The whole story of David's life - from start to finish - is an impactful picture of what God can do in a life that is dedicated to Him. From the time he was a young boy working in his father's pastures, David wrote poetry and songs of praise to His heavenly Father. Psalm 23 mirrors what David did for his sheep and what God did for Him (and still does for us every day). "The Lord is my shepherd; I shall not want. He makes me to lie down in green pastures; He leads me beside the still waters...."
David probably spent weeks at a time in the fields and pastures, caring for great herds of sheep. As he faithfully cared for the animals and observed nature around him, he grew closer and closer to the great God who created it all. His many wonderful Psalms are eloquent testimony to relationship and reverence for the Almighty.
--"The Lord is my light and my salvation; whom shall I fear?"
--"When you said, 'Seek My face,' My heart said to You, 'Your face, Lord, I will seek.'"
--"You crown the year with Your goodness, and Your paths drip with abundance."
--"Bless the Lord, O my soul; and all that is within me, bless His holy name!"
Even as David fulfilled the job of shepherd boy, he had no idea that someday he would be king of God's people. Indeed, on the day Samuel arrived to anoint one of Jessie's eight sons, no one even considered calling David from the fields -- until.... there were no sons left to choose from. That's when the prophet Samuel said to send for the boy, because they would not sit down to eat until he came. When David arrived, the Lord said, "Arise, anoint him; for this is the one!"

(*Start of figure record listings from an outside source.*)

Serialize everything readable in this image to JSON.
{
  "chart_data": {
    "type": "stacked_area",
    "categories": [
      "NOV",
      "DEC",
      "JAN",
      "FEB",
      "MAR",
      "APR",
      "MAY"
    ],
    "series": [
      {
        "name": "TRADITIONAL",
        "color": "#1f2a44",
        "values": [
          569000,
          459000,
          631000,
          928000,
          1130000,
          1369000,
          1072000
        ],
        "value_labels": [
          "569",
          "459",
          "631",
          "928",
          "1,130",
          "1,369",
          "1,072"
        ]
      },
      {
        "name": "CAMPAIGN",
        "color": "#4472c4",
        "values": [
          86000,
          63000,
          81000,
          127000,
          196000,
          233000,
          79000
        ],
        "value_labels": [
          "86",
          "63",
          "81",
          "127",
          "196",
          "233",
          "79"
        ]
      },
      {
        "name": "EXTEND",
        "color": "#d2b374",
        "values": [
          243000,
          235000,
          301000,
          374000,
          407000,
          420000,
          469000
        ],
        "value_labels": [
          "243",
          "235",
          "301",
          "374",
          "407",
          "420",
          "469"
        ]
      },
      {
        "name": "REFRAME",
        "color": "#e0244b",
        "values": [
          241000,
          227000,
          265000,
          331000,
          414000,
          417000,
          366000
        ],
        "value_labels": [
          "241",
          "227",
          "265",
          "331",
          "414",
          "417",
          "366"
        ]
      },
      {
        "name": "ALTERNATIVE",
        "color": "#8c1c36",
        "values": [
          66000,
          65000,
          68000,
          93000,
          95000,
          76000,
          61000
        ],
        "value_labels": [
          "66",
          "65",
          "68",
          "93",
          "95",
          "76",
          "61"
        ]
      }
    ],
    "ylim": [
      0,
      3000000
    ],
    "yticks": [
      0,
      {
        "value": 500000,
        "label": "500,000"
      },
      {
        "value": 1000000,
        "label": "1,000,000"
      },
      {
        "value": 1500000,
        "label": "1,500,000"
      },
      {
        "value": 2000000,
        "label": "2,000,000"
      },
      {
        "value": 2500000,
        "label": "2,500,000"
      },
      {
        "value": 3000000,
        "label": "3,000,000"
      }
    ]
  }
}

I love the song by Ray Blotz and Steve Millikan, entitled Shepherd Boy. The chorus repeats this heart-warming phrase, "But when others see a shepherd boy, God may see a king."

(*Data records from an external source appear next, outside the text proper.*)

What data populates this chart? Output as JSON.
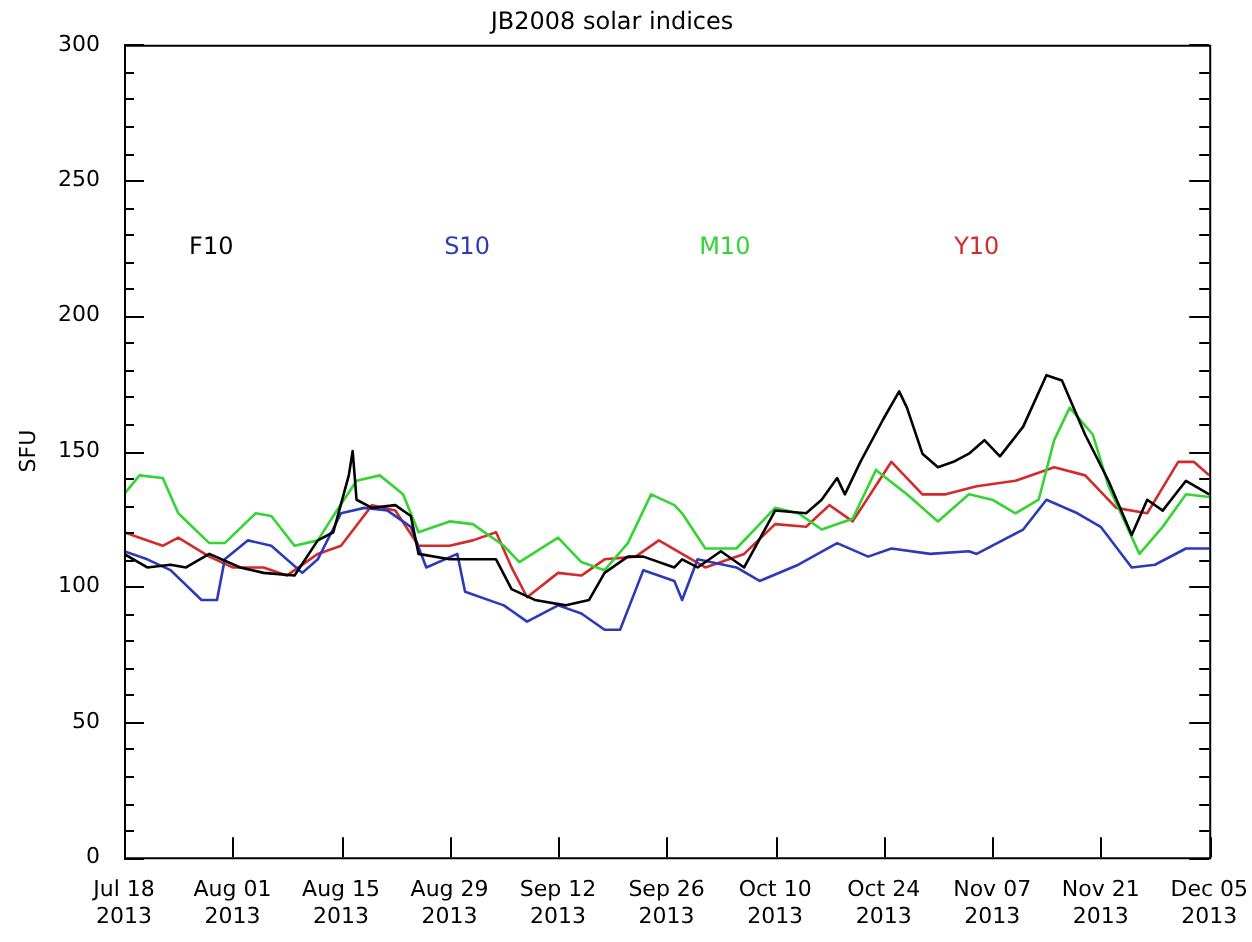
{
  "chart_data": {
    "type": "line",
    "title": "JB2008 solar indices",
    "ylabel": "SFU",
    "legend": "top",
    "marker": "none",
    "line_style": "solid",
    "grid": false,
    "ylim": [
      0,
      300
    ],
    "yticks": [
      0,
      {
        "value": 10,
        "label": null
      },
      {
        "value": 20,
        "label": null
      },
      {
        "value": 30,
        "label": null
      },
      {
        "value": 40,
        "label": null
      },
      50,
      {
        "value": 60,
        "label": null
      },
      {
        "value": 70,
        "label": null
      },
      {
        "value": 80,
        "label": null
      },
      {
        "value": 90,
        "label": null
      },
      100,
      {
        "value": 110,
        "label": null
      },
      {
        "value": 120,
        "label": null
      },
      {
        "value": 130,
        "label": null
      },
      {
        "value": 140,
        "label": null
      },
      150,
      {
        "value": 160,
        "label": null
      },
      {
        "value": 170,
        "label": null
      },
      {
        "value": 180,
        "label": null
      },
      {
        "value": 190,
        "label": null
      },
      200,
      {
        "value": 210,
        "label": null
      },
      {
        "value": 220,
        "label": null
      },
      {
        "value": 230,
        "label": null
      },
      {
        "value": 240,
        "label": null
      },
      250,
      {
        "value": 260,
        "label": null
      },
      {
        "value": 270,
        "label": null
      },
      {
        "value": 280,
        "label": null
      },
      {
        "value": 290,
        "label": null
      },
      300
    ],
    "xlim": [
      "2013-07-18",
      "2013-12-05"
    ],
    "xticks": [
      {
        "value": "2013-07-18",
        "label": "Jul 18\n2013"
      },
      {
        "value": "2013-08-01",
        "label": "Aug 01\n2013"
      },
      {
        "value": "2013-08-15",
        "label": "Aug 15\n2013"
      },
      {
        "value": "2013-08-29",
        "label": "Aug 29\n2013"
      },
      {
        "value": "2013-09-12",
        "label": "Sep 12\n2013"
      },
      {
        "value": "2013-09-26",
        "label": "Sep 26\n2013"
      },
      {
        "value": "2013-10-10",
        "label": "Oct 10\n2013"
      },
      {
        "value": "2013-10-24",
        "label": "Oct 24\n2013"
      },
      {
        "value": "2013-11-07",
        "label": "Nov 07\n2013"
      },
      {
        "value": "2013-11-21",
        "label": "Nov 21\n2013"
      },
      {
        "value": "2013-12-05",
        "label": "Dec 05\n2013"
      }
    ],
    "series": [
      {
        "name": "F10",
        "color": "#000000",
        "x": [
          "2013-07-18",
          "2013-07-21",
          "2013-07-24",
          "2013-07-26",
          "2013-07-29",
          "2013-08-02",
          "2013-08-05",
          "2013-08-09",
          "2013-08-12",
          "2013-08-14",
          "2013-08-16",
          "2013-08-16T12:00",
          "2013-08-17",
          "2013-08-19",
          "2013-08-22",
          "2013-08-24",
          "2013-08-25",
          "2013-08-29",
          "2013-09-01",
          "2013-09-04",
          "2013-09-06",
          "2013-09-09",
          "2013-09-13",
          "2013-09-16",
          "2013-09-18",
          "2013-09-21",
          "2013-09-23",
          "2013-09-27",
          "2013-09-28",
          "2013-09-30",
          "2013-10-03",
          "2013-10-06",
          "2013-10-10",
          "2013-10-14",
          "2013-10-16",
          "2013-10-18",
          "2013-10-19",
          "2013-10-21",
          "2013-10-24",
          "2013-10-26",
          "2013-10-27",
          "2013-10-29",
          "2013-10-31",
          "2013-11-02",
          "2013-11-04",
          "2013-11-06",
          "2013-11-08",
          "2013-11-11",
          "2013-11-14",
          "2013-11-16",
          "2013-11-19",
          "2013-11-22",
          "2013-11-25",
          "2013-11-27",
          "2013-11-29",
          "2013-12-02",
          "2013-12-05"
        ],
        "values": [
          112,
          107,
          108,
          107,
          112,
          107,
          105,
          104,
          117,
          120,
          141,
          150,
          132,
          129,
          130,
          126,
          112,
          110,
          110,
          110,
          99,
          95,
          93,
          95,
          105,
          111,
          111,
          107,
          110,
          107,
          113,
          107,
          128,
          127,
          132,
          140,
          134,
          146,
          162,
          172,
          166,
          149,
          144,
          146,
          149,
          154,
          148,
          159,
          178,
          176,
          156,
          139,
          119,
          132,
          128,
          139,
          134
        ]
      },
      {
        "name": "S10",
        "color": "#2a3ab8",
        "x": [
          "2013-07-18",
          "2013-07-21",
          "2013-07-24",
          "2013-07-28",
          "2013-07-30",
          "2013-07-31",
          "2013-08-03",
          "2013-08-06",
          "2013-08-10",
          "2013-08-12",
          "2013-08-15",
          "2013-08-18",
          "2013-08-21",
          "2013-08-24",
          "2013-08-26",
          "2013-08-30",
          "2013-08-31",
          "2013-09-05",
          "2013-09-08",
          "2013-09-12",
          "2013-09-15",
          "2013-09-18",
          "2013-09-20",
          "2013-09-23",
          "2013-09-27",
          "2013-09-28",
          "2013-09-30",
          "2013-10-05",
          "2013-10-08",
          "2013-10-13",
          "2013-10-18",
          "2013-10-22",
          "2013-10-25",
          "2013-10-30",
          "2013-11-04",
          "2013-11-05",
          "2013-11-11",
          "2013-11-14",
          "2013-11-18",
          "2013-11-21",
          "2013-11-25",
          "2013-11-28",
          "2013-12-02",
          "2013-12-05"
        ],
        "values": [
          113,
          110,
          106,
          95,
          95,
          110,
          117,
          115,
          105,
          110,
          127,
          129,
          128,
          122,
          107,
          112,
          98,
          93,
          87,
          93,
          90,
          84,
          84,
          106,
          102,
          95,
          110,
          107,
          102,
          108,
          116,
          111,
          114,
          112,
          113,
          112,
          121,
          132,
          127,
          122,
          107,
          108,
          114,
          114
        ]
      },
      {
        "name": "M10",
        "color": "#33d433",
        "x": [
          "2013-07-18",
          "2013-07-20",
          "2013-07-23",
          "2013-07-25",
          "2013-07-29",
          "2013-07-31",
          "2013-08-04",
          "2013-08-06",
          "2013-08-09",
          "2013-08-12",
          "2013-08-14",
          "2013-08-17",
          "2013-08-20",
          "2013-08-23",
          "2013-08-25",
          "2013-08-29",
          "2013-09-01",
          "2013-09-05",
          "2013-09-07",
          "2013-09-12",
          "2013-09-15",
          "2013-09-18",
          "2013-09-21",
          "2013-09-24",
          "2013-09-27",
          "2013-09-28",
          "2013-10-01",
          "2013-10-05",
          "2013-10-10",
          "2013-10-13",
          "2013-10-16",
          "2013-10-20",
          "2013-10-23",
          "2013-10-27",
          "2013-10-31",
          "2013-11-04",
          "2013-11-07",
          "2013-11-10",
          "2013-11-13",
          "2013-11-15",
          "2013-11-17",
          "2013-11-20",
          "2013-11-22",
          "2013-11-26",
          "2013-11-29",
          "2013-12-02",
          "2013-12-05"
        ],
        "values": [
          134,
          141,
          140,
          127,
          116,
          116,
          127,
          126,
          115,
          117,
          126,
          139,
          141,
          134,
          120,
          124,
          123,
          115,
          109,
          118,
          109,
          106,
          116,
          134,
          130,
          127,
          114,
          114,
          129,
          127,
          121,
          125,
          143,
          134,
          124,
          134,
          132,
          127,
          132,
          154,
          166,
          156,
          137,
          112,
          122,
          134,
          133
        ]
      },
      {
        "name": "Y10",
        "color": "#d42a2a",
        "x": [
          "2013-07-18",
          "2013-07-20",
          "2013-07-23",
          "2013-07-25",
          "2013-07-29",
          "2013-08-01",
          "2013-08-05",
          "2013-08-08",
          "2013-08-12",
          "2013-08-15",
          "2013-08-19",
          "2013-08-22",
          "2013-08-25",
          "2013-08-29",
          "2013-09-01",
          "2013-09-04",
          "2013-09-06",
          "2013-09-08",
          "2013-09-12",
          "2013-09-15",
          "2013-09-18",
          "2013-09-22",
          "2013-09-25",
          "2013-09-28",
          "2013-10-01",
          "2013-10-06",
          "2013-10-10",
          "2013-10-14",
          "2013-10-17",
          "2013-10-20",
          "2013-10-25",
          "2013-10-29",
          "2013-11-01",
          "2013-11-05",
          "2013-11-10",
          "2013-11-15",
          "2013-11-19",
          "2013-11-23",
          "2013-11-27",
          "2013-12-01",
          "2013-12-03",
          "2013-12-05"
        ],
        "values": [
          120,
          118,
          115,
          118,
          111,
          107,
          107,
          104,
          112,
          115,
          130,
          128,
          115,
          115,
          117,
          120,
          107,
          96,
          105,
          104,
          110,
          111,
          117,
          112,
          107,
          112,
          123,
          122,
          130,
          124,
          146,
          134,
          134,
          137,
          139,
          144,
          141,
          129,
          127,
          146,
          146,
          141
        ]
      }
    ]
  }
}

One of the wonderful lessons from that story is that we don't have to be the biggest or the best or the most educated or the richest - or any superlative you might think of. God can and does use ordinary people to do His extraordinary work on this earth every single day. What a joy and honor to be used of Almighty God to perform some work for Him.
I love the verse in Philippians, "I can do all things through Christ who strengthens me" 4:13.